逸品館メルマガ バックナンバー 327

5月にドイツ・ミュンヘンで開催されたHIGH-END Audio Show見学について感じたことを書いてみました。


・ミュンヘン HIGH-END Audio Show 見学記

今年5月、ドイツ・ミュンヘンで開催された「HIGH-END Audio Show」を見学しました。日本の高級オーディオショウでは今秋開催予定の「インターナショナルオーディオショウ」がよく知られていますが、ミュンヘンのオーディオショウはそれより遙かに大きく、ざっと見積もってもその規模は20倍以上でしょう。

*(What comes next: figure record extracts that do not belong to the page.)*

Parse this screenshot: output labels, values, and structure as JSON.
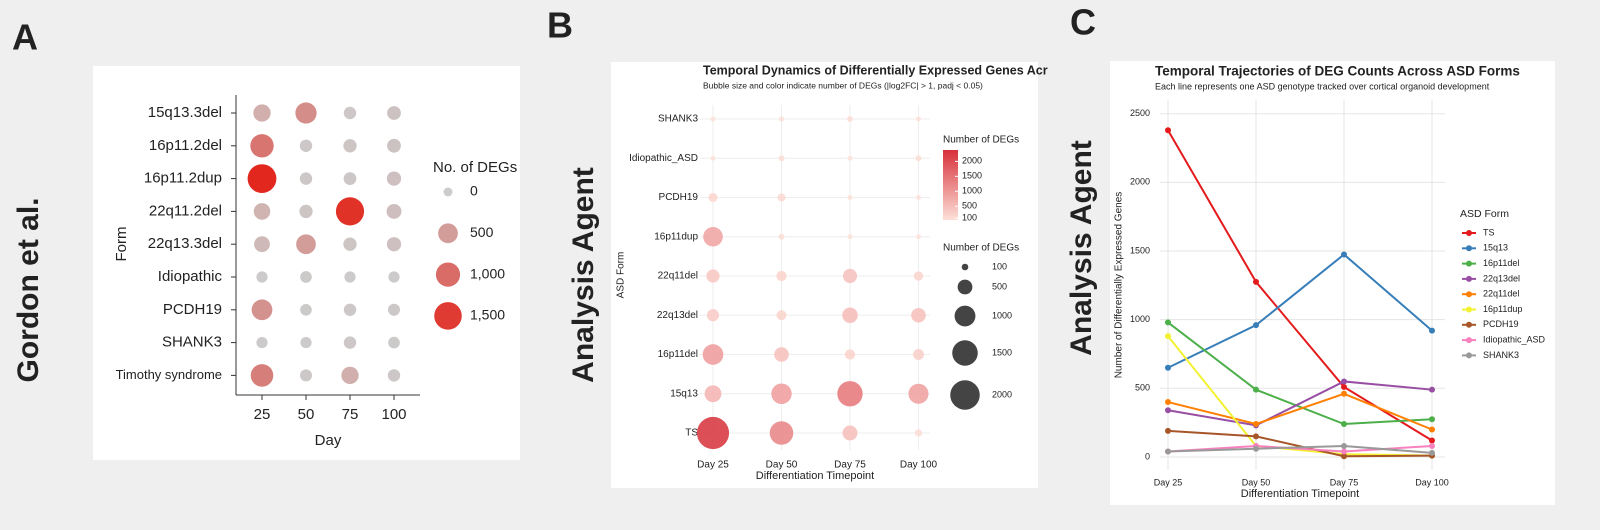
{
  "chart_data": [
    {
      "type": "bubble",
      "panel": "A",
      "side_label": "Gordon et al.",
      "x_label": "Day",
      "y_label": "Form",
      "x": [
        "25",
        "50",
        "75",
        "100"
      ],
      "categories": [
        "15q13.3del",
        "16p11.2del",
        "16p11.2dup",
        "22q11.2del",
        "22q13.3del",
        "Idiopathic",
        "PCDH19",
        "SHANK3",
        "Timothy syndrome"
      ],
      "values": [
        [
          300,
          650,
          50,
          100
        ],
        [
          900,
          50,
          80,
          100
        ],
        [
          1700,
          50,
          60,
          120
        ],
        [
          250,
          80,
          1600,
          150
        ],
        [
          200,
          500,
          80,
          120
        ],
        [
          20,
          30,
          20,
          20
        ],
        [
          600,
          30,
          50,
          40
        ],
        [
          20,
          20,
          50,
          30
        ],
        [
          800,
          40,
          300,
          50
        ]
      ],
      "size_legend": {
        "title": "No. of DEGs",
        "values": [
          0,
          500,
          {
            "value": 1000,
            "label": "1,000"
          },
          {
            "value": 1500,
            "label": "1,500"
          }
        ]
      }
    },
    {
      "type": "bubble",
      "panel": "B",
      "side_label": "Analysis Agent",
      "title": "Temporal Dynamics of Differentially Expressed Genes Acr",
      "subtitle": "Bubble size and color indicate number of DEGs (|log2FC| > 1, padj < 0.05)",
      "x_label": "Differentiation Timepoint",
      "y_label": "ASD Form",
      "x": [
        "Day 25",
        "Day 50",
        "Day 75",
        "Day 100"
      ],
      "categories": [
        "SHANK3",
        "Idiopathic_ASD",
        "PCDH19",
        "16p11dup",
        "22q11del",
        "22q13del",
        "16p11del",
        "15q13",
        "TS"
      ],
      "values": [
        [
          40,
          60,
          80,
          30
        ],
        [
          40,
          80,
          40,
          80
        ],
        [
          190,
          150,
          5,
          10
        ],
        [
          880,
          80,
          20,
          10
        ],
        [
          400,
          240,
          460,
          200
        ],
        [
          340,
          230,
          550,
          490
        ],
        [
          980,
          490,
          240,
          275
        ],
        [
          650,
          960,
          1475,
          920
        ],
        [
          2380,
          1275,
          510,
          120
        ]
      ],
      "colorbar": {
        "title": "Number of DEGs",
        "lim": [
          40,
          2380
        ],
        "ticks": [
          100,
          500,
          1000,
          1500,
          2000
        ]
      },
      "size_legend": {
        "title": "Number of DEGs",
        "values": [
          100,
          500,
          1000,
          1500,
          2000
        ]
      }
    },
    {
      "type": "line",
      "panel": "C",
      "side_label": "Analysis Agent",
      "title": "Temporal Trajectories of DEG Counts Across ASD Forms",
      "subtitle": "Each line represents one ASD genotype tracked over cortical organoid development",
      "x_label": "Differentiation Timepoint",
      "y_label": "Number of Differentially Expressed Genes",
      "categories": [
        "Day 25",
        "Day 50",
        "Day 75",
        "Day 100"
      ],
      "ylim": [
        -95,
        2600
      ],
      "yticks": [
        0,
        500,
        1000,
        1500,
        2000,
        2500
      ],
      "grid": true,
      "legend_title": "ASD Form",
      "legend": "right",
      "series": [
        {
          "name": "TS",
          "color": "#e41a1c",
          "values": [
            2380,
            1275,
            510,
            120
          ]
        },
        {
          "name": "15q13",
          "color": "#377eb8",
          "values": [
            650,
            960,
            1475,
            920
          ]
        },
        {
          "name": "16p11del",
          "color": "#4daf4a",
          "values": [
            980,
            490,
            240,
            275
          ]
        },
        {
          "name": "22q13del",
          "color": "#984ea3",
          "values": [
            340,
            230,
            550,
            490
          ]
        },
        {
          "name": "22q11del",
          "color": "#ff7f00",
          "values": [
            400,
            240,
            460,
            200
          ]
        },
        {
          "name": "16p11dup",
          "color": "#f2f230",
          "values": [
            880,
            80,
            20,
            10
          ]
        },
        {
          "name": "PCDH19",
          "color": "#a65628",
          "values": [
            190,
            150,
            5,
            10
          ]
        },
        {
          "name": "Idiopathic_ASD",
          "color": "#f781bf",
          "values": [
            40,
            80,
            40,
            80
          ]
        },
        {
          "name": "SHANK3",
          "color": "#999999",
          "values": [
            40,
            60,
            80,
            30
          ]
        }
      ]
    }
  ]
}
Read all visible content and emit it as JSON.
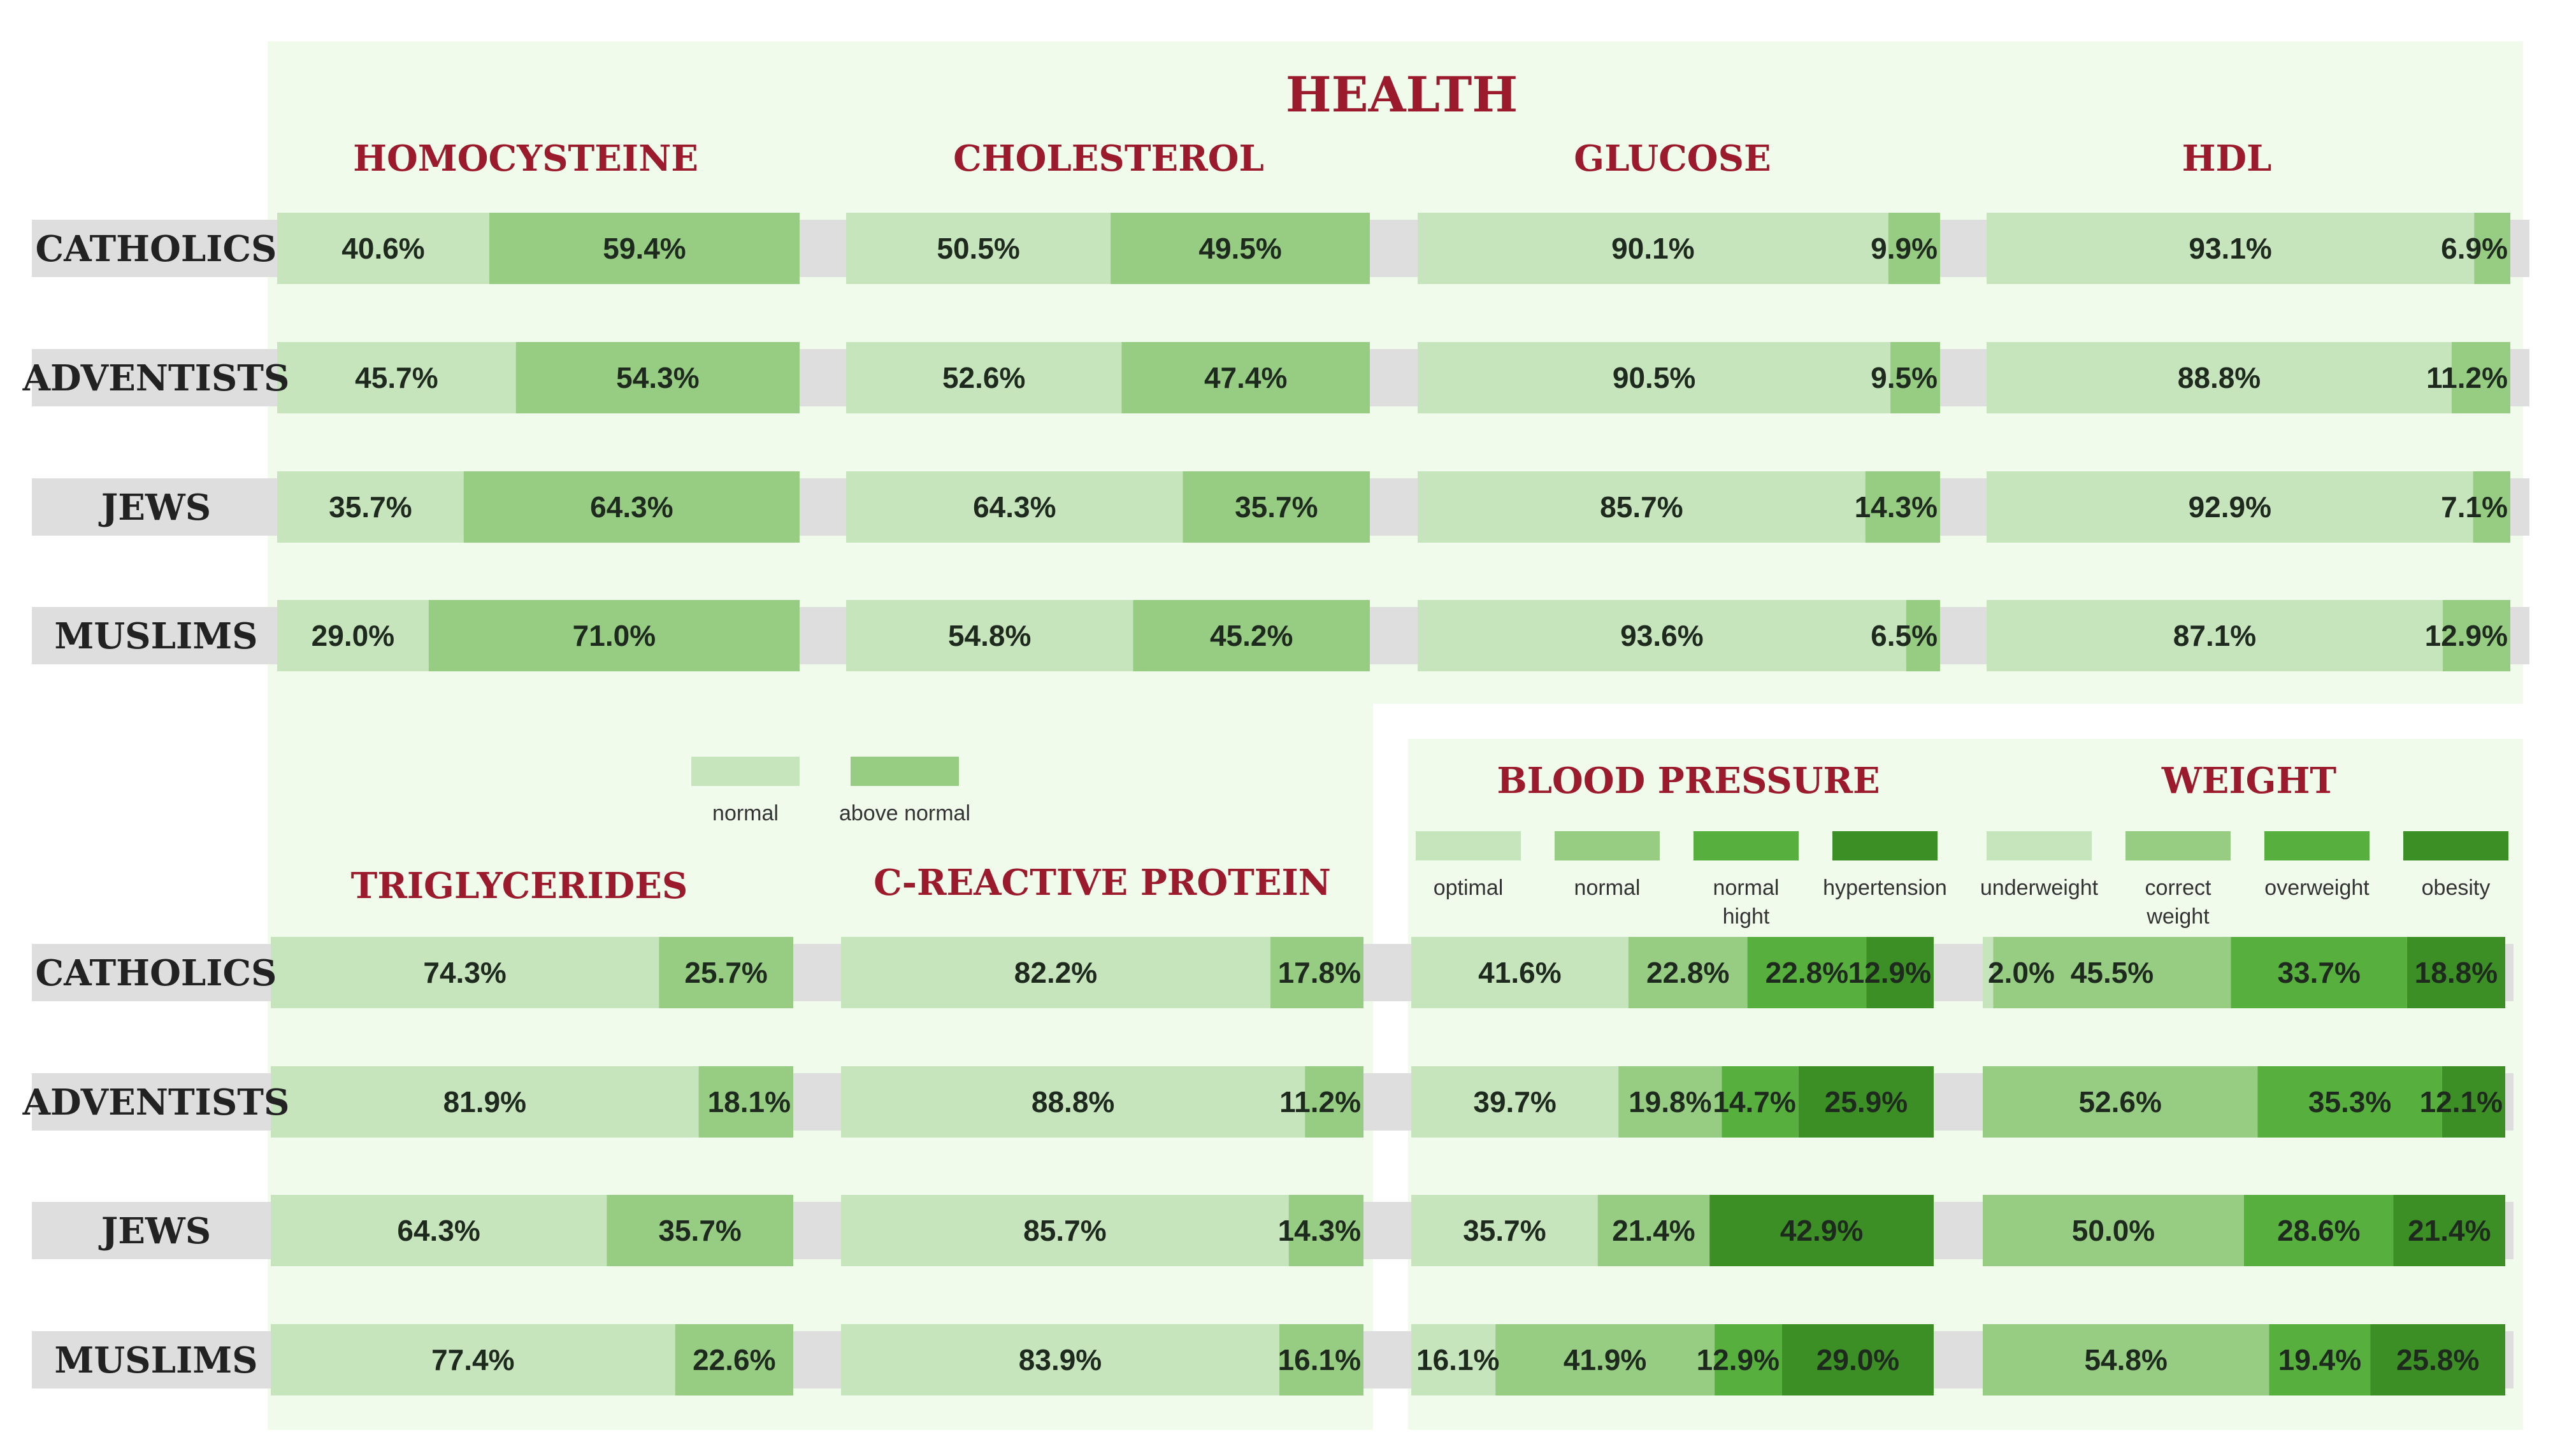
{
  "chart_data": {
    "type": "bar",
    "title": "HEALTH",
    "groups": [
      "CATHOLICS",
      "ADVENTISTS",
      "JEWS",
      "MUSLIMS"
    ],
    "colors": {
      "c1": "#c7e5bd",
      "c2": "#96cd83",
      "c3": "#57b03e",
      "c4": "#3b8f24",
      "title": "#9b1b2c",
      "panel": "#f0fbeb",
      "label_bg": "#dedede"
    },
    "legends": {
      "binary": [
        "normal",
        "above normal"
      ],
      "blood_pressure": [
        "optimal",
        "normal",
        "normal hight",
        "hypertension"
      ],
      "weight": [
        "underweight",
        "correct weight",
        "overweight",
        "obesity"
      ]
    },
    "sections": [
      {
        "name": "HOMOCYSTEINE",
        "categories": [
          "normal",
          "above normal"
        ],
        "values": [
          [
            40.6,
            59.4
          ],
          [
            45.7,
            54.3
          ],
          [
            35.7,
            64.3
          ],
          [
            29.0,
            71.0
          ]
        ],
        "labels": [
          [
            "40.6%",
            "59.4%"
          ],
          [
            "45.7%",
            "54.3%"
          ],
          [
            "35.7%",
            "64.3%"
          ],
          [
            "29.0%",
            "71.0%"
          ]
        ]
      },
      {
        "name": "CHOLESTEROL",
        "categories": [
          "normal",
          "above normal"
        ],
        "values": [
          [
            50.5,
            49.5
          ],
          [
            52.6,
            47.4
          ],
          [
            64.3,
            35.7
          ],
          [
            54.8,
            45.2
          ]
        ],
        "labels": [
          [
            "50.5%",
            "49.5%"
          ],
          [
            "52.6%",
            "47.4%"
          ],
          [
            "64.3%",
            "35.7%"
          ],
          [
            "54.8%",
            "45.2%"
          ]
        ]
      },
      {
        "name": "GLUCOSE",
        "categories": [
          "normal",
          "above normal"
        ],
        "values": [
          [
            90.1,
            9.9
          ],
          [
            90.5,
            9.5
          ],
          [
            85.7,
            14.3
          ],
          [
            93.6,
            6.5
          ]
        ],
        "labels": [
          [
            "90.1%",
            "9.9%"
          ],
          [
            "90.5%",
            "9.5%"
          ],
          [
            "85.7%",
            "14.3%"
          ],
          [
            "93.6%",
            "6.5%"
          ]
        ]
      },
      {
        "name": "HDL",
        "categories": [
          "normal",
          "above normal"
        ],
        "values": [
          [
            93.1,
            6.9
          ],
          [
            88.8,
            11.2
          ],
          [
            92.9,
            7.1
          ],
          [
            87.1,
            12.9
          ]
        ],
        "labels": [
          [
            "93.1%",
            "6.9%"
          ],
          [
            "88.8%",
            "11.2%"
          ],
          [
            "92.9%",
            "7.1%"
          ],
          [
            "87.1%",
            "12.9%"
          ]
        ]
      },
      {
        "name": "TRIGLYCERIDES",
        "categories": [
          "normal",
          "above normal"
        ],
        "values": [
          [
            74.3,
            25.7
          ],
          [
            81.9,
            18.1
          ],
          [
            64.3,
            35.7
          ],
          [
            77.4,
            22.6
          ]
        ],
        "labels": [
          [
            "74.3%",
            "25.7%"
          ],
          [
            "81.9%",
            "18.1%"
          ],
          [
            "64.3%",
            "35.7%"
          ],
          [
            "77.4%",
            "22.6%"
          ]
        ]
      },
      {
        "name": "C-REACTIVE PROTEIN",
        "categories": [
          "normal",
          "above normal"
        ],
        "values": [
          [
            82.2,
            17.8
          ],
          [
            88.8,
            11.2
          ],
          [
            85.7,
            14.3
          ],
          [
            83.9,
            16.1
          ]
        ],
        "labels": [
          [
            "82.2%",
            "17.8%"
          ],
          [
            "88.8%",
            "11.2%"
          ],
          [
            "85.7%",
            "14.3%"
          ],
          [
            "83.9%",
            "16.1%"
          ]
        ]
      },
      {
        "name": "BLOOD PRESSURE",
        "categories": [
          "optimal",
          "normal",
          "normal hight",
          "hypertension"
        ],
        "values": [
          [
            41.6,
            22.8,
            22.8,
            12.9
          ],
          [
            39.7,
            19.8,
            14.7,
            25.9
          ],
          [
            35.7,
            21.4,
            0,
            42.9
          ],
          [
            16.1,
            41.9,
            12.9,
            29.0
          ]
        ],
        "labels": [
          [
            "41.6%",
            "22.8%",
            "22.8%",
            "12.9%"
          ],
          [
            "39.7%",
            "19.8%",
            "14.7%",
            "25.9%"
          ],
          [
            "35.7%",
            "21.4%",
            "",
            "42.9%"
          ],
          [
            "16.1%",
            "41.9%",
            "12.9%",
            "29.0%"
          ]
        ]
      },
      {
        "name": "WEIGHT",
        "categories": [
          "underweight",
          "correct weight",
          "overweight",
          "obesity"
        ],
        "values": [
          [
            2.0,
            45.5,
            33.7,
            18.8
          ],
          [
            0,
            52.6,
            35.3,
            12.1
          ],
          [
            0,
            50.0,
            28.6,
            21.4
          ],
          [
            0,
            54.8,
            19.4,
            25.8
          ]
        ],
        "labels": [
          [
            "2.0%",
            "45.5%",
            "33.7%",
            "18.8%"
          ],
          [
            "",
            "52.6%",
            "35.3%",
            "12.1%"
          ],
          [
            "",
            "50.0%",
            "28.6%",
            "21.4%"
          ],
          [
            "",
            "54.8%",
            "19.4%",
            "25.8%"
          ]
        ]
      }
    ]
  }
}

細かなパーツから、1億円を超える超高級オーディオシステムまで世界中のあらゆるオーディオ機器が展示されているミュンヘン・ショウでまず感じたのが「価格高騰」
。インターナショナルオーディオショウでも同様に感じるのですが、国際的に「オーディオ機器の価格はうなぎ登り」のようです。

国産オーディオスピーカーとしては最も高価なTAD R-1は国内価格700万円(海外ではそれよりもずっと高い)ですが、スエーデン「マルテン」社やMagico社は、現地価格で5000万円を超えるスピーカーを出展していました。1000万円オーバーのアンプが続々と出展され、システム総額1億円を超えるセットは、少なくとも5セット以上出展されていました。それらのすべてを聞けたわけではありませんが、超高級オーディオの音質はインターナショナルオーディオショウほど「悪く」は
ないとしても、価格を肯定できる魅力が私には感じられませんでした。

ミュンヘン・ショウはどのブースもほぼ満員で、通路にも人がいっぱい(TADブースを撮影した動画はYou Tube逸品館チェンネルでご覧頂けます)。大人気のオーディオショウですが、一体どれくらいの人たちが、超高額オーディオの音質に満足していたのでしょう?私にはそれを確認する術はありませんが、彼らの展示方法やデモンストレーションを通じて、音楽ファンとオーディオファンは必ずしも「同一ではない」と感じました。

高級オーディオ機器は、必ず「派手な外観」を持っています。キラキラと宝石のように輝く金属をマテリアルに使用し、あるいは高級腕時計のような精密なメカニズムが誇らしげに配置されます。楽器にも装飾が施されますが、共通するのは「見せる」という考えです。オーナーが持つ喜びを感じられるように、あるいはそれを観た人が一目で「高い」と感じるようにデザインされています。次に「高いものは大きい」と言うことです。カートリッジやトーンアームなどの大きさに制限(規格)が定められる一部の製品を除き、ほとんどの製品は高いものほど大きくなります。スピーカーしかり、アンプしかり。オーディオ機器の音質はある程度物量に比例しますが、それにしてもこんなに大きな機器を収められる部屋があるのだろうか?と感じるほど大きな機器が少なくありません。

機会を得て度々、「オーディオは響きの芸術である」という持論を書いてきました。それは聞くことのできないコンサートを「自宅で可能な限り良い音で聴きたい」という要求を満たすために必要な努力です。けれど音楽の本場ヨーロッパでは、わざわざ馬鹿高いオーディオ機器など買わなくても、そんな小難しい努力をしなくても、ずっと安く簡単に「本物のコンサート」を見聞きできます。オーストリア・国立オペラ座で「椿姫」を鑑賞してきましたが、チケットは2万円ほどです。驚いたことにオペラ座をはじめとして音楽の都「ウィーン」では、頻繁に日本語を見かけました。それは多くの日本人が音楽を通じウィーンと交流を持つからだそうです。ドイツのオーディオ、ウィーンのオペラ。そこから感じるのは、「簡単に触れることのできない本物」への渇望を満たすため、オーディオで音楽を精密に再現したいというと考えるオーディオファンが特別に日本人に多いのではないだろうかという考えです。

ヨーロッパから「輸入」されたオーディオと音楽ですが、世界と切り離された「島国」日本で独自の進化を遂げ、新たな素晴らしい文化を創り上げたのだと、私は感じています。